The walking man reached over and took her left hand in his. He did it in such a tender way that she didn't even look up, let alone recoil. He lowered his voice to barely a whisper and said, "I'm going to show you something. Close your eyes for a minute."

His touch was gentle and had a kindness about it, so she trusted him enough to close her eyes. Her head was still down and visions started to play against her eyelids, like those swirling patterns that you see right before you go to sleep. The patterns coalesced into an image of a young man around seventeen with light chocolate skin standing on second base, waving to someone in the stands of a ball park. He was smiling broadly and you didn't have to guess whether he was either happy or healthy.

The walking man dropped her left hand and said, "Give me your other hand."

She didn't even open her eyes. She crossed her right hand over her belly and he held it as both their hands rested on her stomach. The patterns came back and swirled to form an image of a young girl reading a story she'd written, standing in front of what appeared to be a fifth grade class. The girl had freckles and slightly wiry blonde hair tied up in twisted buns on either side of her head. She heard enough of the little girl's story to understand that the girl was emotionally complete and very, very bright.

The walking man removed his hand from hers. She opened her eyes and looked directly into his. "What about me?" she asked.

"Are you going to leave this fellow who comes by once in a while? Are you going to quit smoking?"

The girl looked down at the floor again. "So is this when you tell me what to do?"

"I can offer you a suggestion if you want to hear it."

When she looked back into his eyes, he took this as a "yes," and called out Carl's name. He was just a couple of aisles over, so it wasn't long before Carl turned a corner and said, "Y'all doin' OK over here? It's about two o'clock, you know."

The walking man said, "Carl, do you have an attorney who does all your store's business?"

"Yeah, he's just around the corner. An old friend of mine. Why?"

"Do you think he'd do some pro bono work for just a few minutes to help out a little girl in just a bit of trouble?"

"I bet he would consider it," Carl said. "You want me to go see if he's available right quick?"

"It might be the most valuable thing you've done in a long time, Carl. Thank you."
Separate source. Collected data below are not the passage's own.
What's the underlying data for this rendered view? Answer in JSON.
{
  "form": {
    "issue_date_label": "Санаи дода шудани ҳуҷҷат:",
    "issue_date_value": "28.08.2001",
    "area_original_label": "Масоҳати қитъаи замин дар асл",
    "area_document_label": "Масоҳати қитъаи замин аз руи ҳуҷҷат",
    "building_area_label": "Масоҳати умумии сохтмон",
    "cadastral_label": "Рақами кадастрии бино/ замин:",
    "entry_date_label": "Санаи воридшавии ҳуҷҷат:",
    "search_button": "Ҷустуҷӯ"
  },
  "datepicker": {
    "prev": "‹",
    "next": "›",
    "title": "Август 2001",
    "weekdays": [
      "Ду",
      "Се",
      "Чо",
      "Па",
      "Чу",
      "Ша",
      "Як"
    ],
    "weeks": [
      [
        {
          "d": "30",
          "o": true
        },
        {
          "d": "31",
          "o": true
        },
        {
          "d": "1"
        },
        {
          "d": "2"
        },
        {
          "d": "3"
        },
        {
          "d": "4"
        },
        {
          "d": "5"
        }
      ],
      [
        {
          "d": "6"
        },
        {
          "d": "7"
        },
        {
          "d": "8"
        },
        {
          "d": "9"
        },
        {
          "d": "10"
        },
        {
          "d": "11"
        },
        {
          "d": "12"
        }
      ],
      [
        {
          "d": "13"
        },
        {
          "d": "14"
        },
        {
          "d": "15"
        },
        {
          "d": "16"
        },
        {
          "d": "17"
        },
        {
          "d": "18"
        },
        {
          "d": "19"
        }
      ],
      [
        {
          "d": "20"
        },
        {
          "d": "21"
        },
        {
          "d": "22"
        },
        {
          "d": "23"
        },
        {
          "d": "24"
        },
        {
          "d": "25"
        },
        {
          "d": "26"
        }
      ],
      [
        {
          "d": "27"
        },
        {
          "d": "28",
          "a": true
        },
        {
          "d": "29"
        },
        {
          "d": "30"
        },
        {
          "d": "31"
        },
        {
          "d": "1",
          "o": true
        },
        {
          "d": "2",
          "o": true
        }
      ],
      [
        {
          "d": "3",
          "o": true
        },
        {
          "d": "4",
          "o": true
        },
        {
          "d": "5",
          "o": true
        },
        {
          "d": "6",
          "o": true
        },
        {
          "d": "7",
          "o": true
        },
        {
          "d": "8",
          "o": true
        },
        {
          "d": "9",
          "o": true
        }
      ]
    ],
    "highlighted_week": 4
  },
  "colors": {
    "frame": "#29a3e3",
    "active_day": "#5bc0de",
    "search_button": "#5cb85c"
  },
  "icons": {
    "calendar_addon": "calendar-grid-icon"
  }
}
As Carl was walking away, the walking man turned back to the girl and said, "I'm leaving now. I have to get back on my feet. I don't usually sit this long, and I may not be able to get up if I don't do it now. But here's what you should do:

"While Carl is getting the lawyer over here, you go up and talk to Mayellen. You tell her that you're worried about what would happen to your kids if something should happen to you. Tell her you don't have any family left and you'd just feel better if a legal document were drawn up saying that Mayellen would get custody of your kids if you weren't around to take care of them. I bet she'd be happy to do it."

An old ceiling fan just above both of them creaked, sounding like a frog in a very distant pond. The girl nodded her head and the walking man stroked her light red hair one time as he raised himself off of the bench, both of them also creaking faintly.

As he was leaving the store and turning right on the sidewalk, he caught a glimpse of Carl and another man coming around the corner behind him. At the same time, he felt a gust of wind carrying that storm up from the Gulf. He was going to get soaked for the next couple of hours; there was no doubt about that. He smiled at the prospect.